Titanium is a metal which is silvery gray in color and has about half the density of steel (0.163 lb/in3). Pure titanium is relatively soft has very low ultimate tensile strength. For use in structural applications titanium is alloyed with chromium and iron, chromium and aluminum, manganese and aluminum and manganese alone. These alloying elements raise the UTS of titanium from 45,000 psi to over 200,000 psi.
Alloyed titanium has high strength-to-weight ratio and excellent corrosion resistance. These characteristics are retained at elevated service temperatures of up to 800˚F [427˚C]. As expected, the high tensile strength also comes with low ductility; however, titanium can have good fatigue life provided there is absolutely no contamination.
Titanium alloys are used extensively in the marine field and in chemical processing. Their main use still remains in the aircraft industry.
Benefits of Using Titanium Alloys
As mentioned above, titanium alloys have excellent corrosion resistance and high tensile strength. Below is a more comprehensive list of its benefits.

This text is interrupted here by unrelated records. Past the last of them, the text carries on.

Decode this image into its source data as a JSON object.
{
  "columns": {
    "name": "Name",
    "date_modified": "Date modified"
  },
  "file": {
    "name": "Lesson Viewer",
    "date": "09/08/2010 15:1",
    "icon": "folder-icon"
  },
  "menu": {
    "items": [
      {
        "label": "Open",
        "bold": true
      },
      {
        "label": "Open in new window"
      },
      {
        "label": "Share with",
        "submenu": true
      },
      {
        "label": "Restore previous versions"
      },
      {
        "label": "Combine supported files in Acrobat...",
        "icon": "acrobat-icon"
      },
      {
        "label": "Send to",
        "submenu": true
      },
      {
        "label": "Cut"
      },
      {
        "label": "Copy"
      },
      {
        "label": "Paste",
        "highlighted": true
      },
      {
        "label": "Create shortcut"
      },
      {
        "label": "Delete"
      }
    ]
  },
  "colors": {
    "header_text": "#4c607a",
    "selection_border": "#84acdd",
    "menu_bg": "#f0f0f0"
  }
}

- Outstanding fatigue resistance
- Excellent notch toughness
- Low coefficient of thermal expansion
- High strength to weight ratio – provides same strength as steel with half the weight.
- Excellent resistance to oxidation at elevated temperatures.

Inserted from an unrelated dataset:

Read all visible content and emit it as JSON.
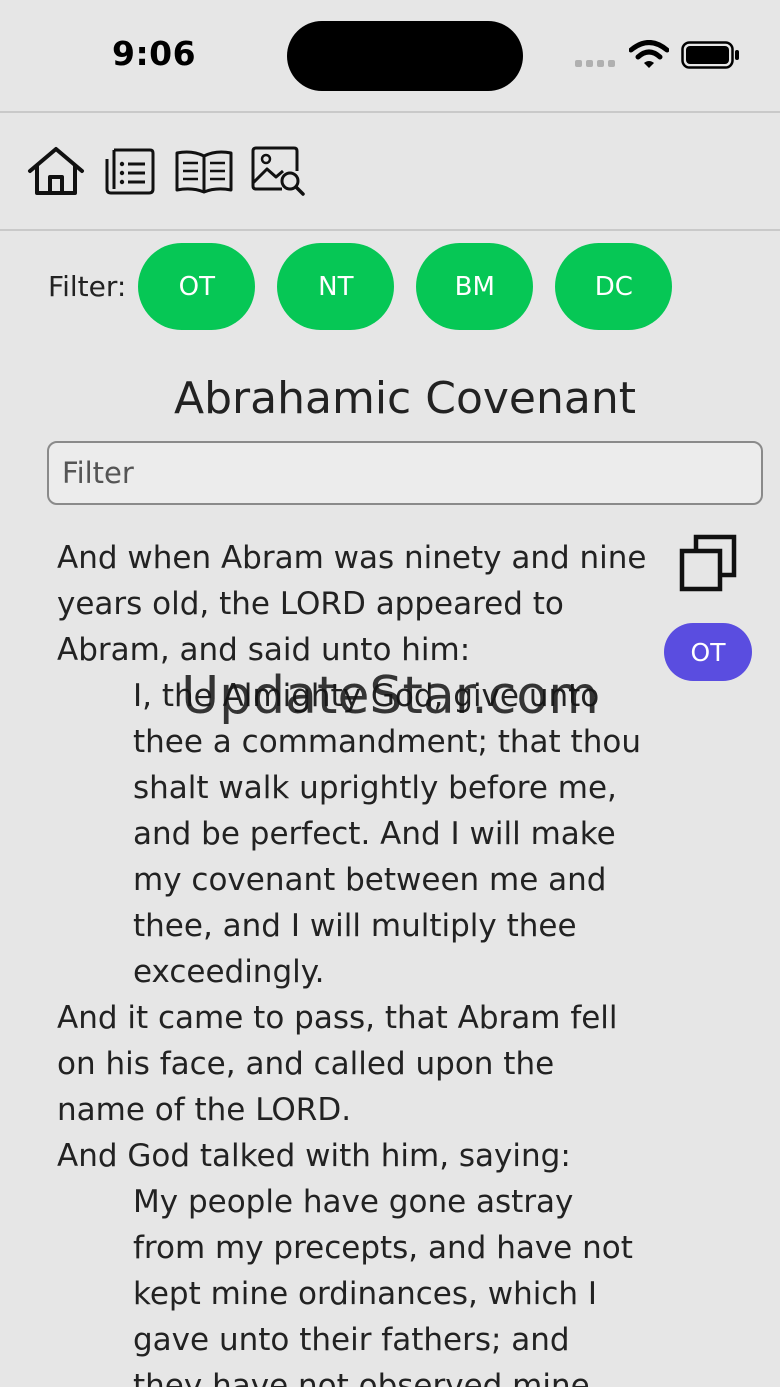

- Ability to maintain toughness down to -320˚F.
- Excellent corrosion resistance
- Low thermal conductivity
- No scaling below 800˚F
Welding of Titanium Alloys
To successfully weld titanium many factors must be carefully considered. Most of these items are the same as when you weld carbon steel, aluminum, stainless and other metals. However, the main difference is the need to always have an inert atmosphere. This inert atmosphere is not only necessary during solidification of the puddle, but also as the weld and HAZ cool to below its critical temperature. This critical temperature is 968˚F [520˚C]; however, it is recommended that the inert atmosphere be maintained until the base metal has cooled to below 752˚F [400˚C].
Oxygen and nitrogen will diffuse into titanium at temperatures above 752˚F [400°C] raising the tensile strength but causing embrittlement of the metal.
The maximum allowable amount of oxygen in the weld metal is 0.30% while nitrogen comes in at only 0.15%. Hydrogen is limited even further to 150 parts per million. Because of this, the cleanliness of the base metal, filler metal and completely inert atmosphere are absolutely essential.
For small parts, the best way to weld is using the GTAW process inside of an argon chamber. This chamber is filled completely with argon and will typically be equipment with an oxygen and nitrogen sensor to ensure the levels of these elements are below the specified maximums. Some chambers look a lot like sandblasting cabinets, but they are very different. So don’t assume you can use a sandblasting cabinet as an argon chamber.
The chamber is filled with argon. As argon enters the chamber it displaces oxygen since it is heavier. The oxygen rises and exits through a special opening at the top of the chamber. The oxygen analyzer will indicated when you can start welding. Once the oxygen is below the specified level welding can commence.
Before filling the chamber with argon everything that needs to be welded must be introduced. Welding torches, filler metals and other materials must also be in the camber before purging begins. Small chambers take about 5-8 minutes to purge the oxygen. Much larger chamber can take hours. Of course, this depends on the flow rate of the argon coming in.
Argon must be continuously fed into the chamber, this does not stop once the oxygen level drops to below the specified maximum. Purging is only stopped when the welding is complete and the parts need to be retrieved.
A physical characteristic of titanium and titanium alloys is their relatively low thermal conductivity. This means a small heat affected zone after welding and a smaller area that needs the inert atmosphere. Because of this, it is possible to successfully weld titanium outside of an argon chamber. Proper shielding is still required by means of a trailing gas and shielding of the back side of the weld as in the case of thin sections and/or tube sections.
Acceptance criteria for welds are detailed in codes and standards. Most applications that use titanium are demand critical so allowances for discontinuities such as undercut, porosity, underfill, cracks and overlap are zero or very close to it. The major concern is the pickup of oxygen, nitrogen and hydrogen while the titanium is molten.
A small test is typically done in a piece of scrap titanium before welding on production parts starts. The test consists of striking an arc and allowing a puddle to form. No filler metal is added. Then the arc is turned off and the puddle solidifies. Once the part has had time to cool down the color is evaluated. You are looking for a silver-colored weld. If there is any kind of discoloration it means that oxygen and/or nitrogen were absorbed into the weld.
This chart can be used to evaluate whether the right shielding is being attained by performing the test mentioned above.
If the right atmosphere has not being achieved additional purging time may be necessary. You must also ensure there no leaks in the chamber that may be allowing air to enter it.
Titanium welding is still a niche business which only a few have mastered. This type of welding is typically done in critical aeronautical components so it also requires a significant amount of documentation and traceability.